Et il y en a d’autres qui dérangent l’ordre établi.
Rappeur, auteur-compositeur, activiste, né à Yaoundé en 1975, celui qu’on surnomme « le Général Valsero » a fait du micro une arme politique… et de sa voix un lieu de résistance.
Au début, c’est un jeune diplômé au chômage, en colère contre un système verrouillé.Très vite, le rap devient pour lui un moyen de dire tout haut ce que toute une génération pense tout bas. Ses morceaux « Ce pays tue les jeunes », Ou « Lettre au Président » deviennent des hymnes pour la jeunesse camerounaise, fatiguée de la corruption, du chômage et de la dictature.
Son engagement est sans compromis. Il appelle les jeunes à voter, à se lever, à exister. Résultat : arrestations, censure… Puis 9 mois de prison pour avoir manifesté aux côtés de l’opposant politique Maurice Kamto. 9 mois où son corps est enfermé, mais où sa voix devient encore plus forte.
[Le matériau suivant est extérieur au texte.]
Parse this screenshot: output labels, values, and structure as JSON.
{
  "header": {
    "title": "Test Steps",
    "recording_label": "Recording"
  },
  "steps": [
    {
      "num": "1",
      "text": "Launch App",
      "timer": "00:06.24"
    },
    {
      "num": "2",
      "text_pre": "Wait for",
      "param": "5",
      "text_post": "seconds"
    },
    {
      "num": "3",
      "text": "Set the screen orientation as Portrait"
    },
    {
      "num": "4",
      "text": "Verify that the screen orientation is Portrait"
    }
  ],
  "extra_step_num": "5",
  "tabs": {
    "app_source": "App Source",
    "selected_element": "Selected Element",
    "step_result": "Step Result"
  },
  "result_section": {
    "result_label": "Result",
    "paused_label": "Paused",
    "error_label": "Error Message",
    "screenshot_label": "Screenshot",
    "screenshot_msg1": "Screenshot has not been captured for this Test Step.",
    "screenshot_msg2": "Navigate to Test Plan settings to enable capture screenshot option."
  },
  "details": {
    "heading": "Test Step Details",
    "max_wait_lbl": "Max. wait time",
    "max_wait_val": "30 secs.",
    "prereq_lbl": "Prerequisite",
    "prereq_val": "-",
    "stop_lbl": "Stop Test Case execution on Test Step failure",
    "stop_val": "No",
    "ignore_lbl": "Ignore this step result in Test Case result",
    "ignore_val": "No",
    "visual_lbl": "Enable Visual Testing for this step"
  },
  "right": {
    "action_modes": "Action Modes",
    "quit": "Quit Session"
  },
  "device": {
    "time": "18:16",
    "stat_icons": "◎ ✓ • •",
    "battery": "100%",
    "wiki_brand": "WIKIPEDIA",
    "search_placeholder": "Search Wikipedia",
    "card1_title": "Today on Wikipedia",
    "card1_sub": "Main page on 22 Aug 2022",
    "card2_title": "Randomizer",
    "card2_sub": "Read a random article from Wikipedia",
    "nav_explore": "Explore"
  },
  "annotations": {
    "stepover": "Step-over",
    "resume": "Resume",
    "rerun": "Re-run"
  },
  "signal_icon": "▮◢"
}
À sa sortie, il reprend le combat. Sur scène, sur les réseaux, et dans un livre puissant au titre sans appel : Le Prix de la liberté. Un récit coup-de-poing où il raconte ce que signifie tenir tête à un régime autoritaire sans renoncer à sa dignité.
Pour son courage, Pour sa parole frontale et vraie au-delà des risques, pour incarner ces voix insoumises qui refusent la résignation, Les Golden Afro Artistic Awards décernent le Prix des Voix Insoumises au Général Valsero.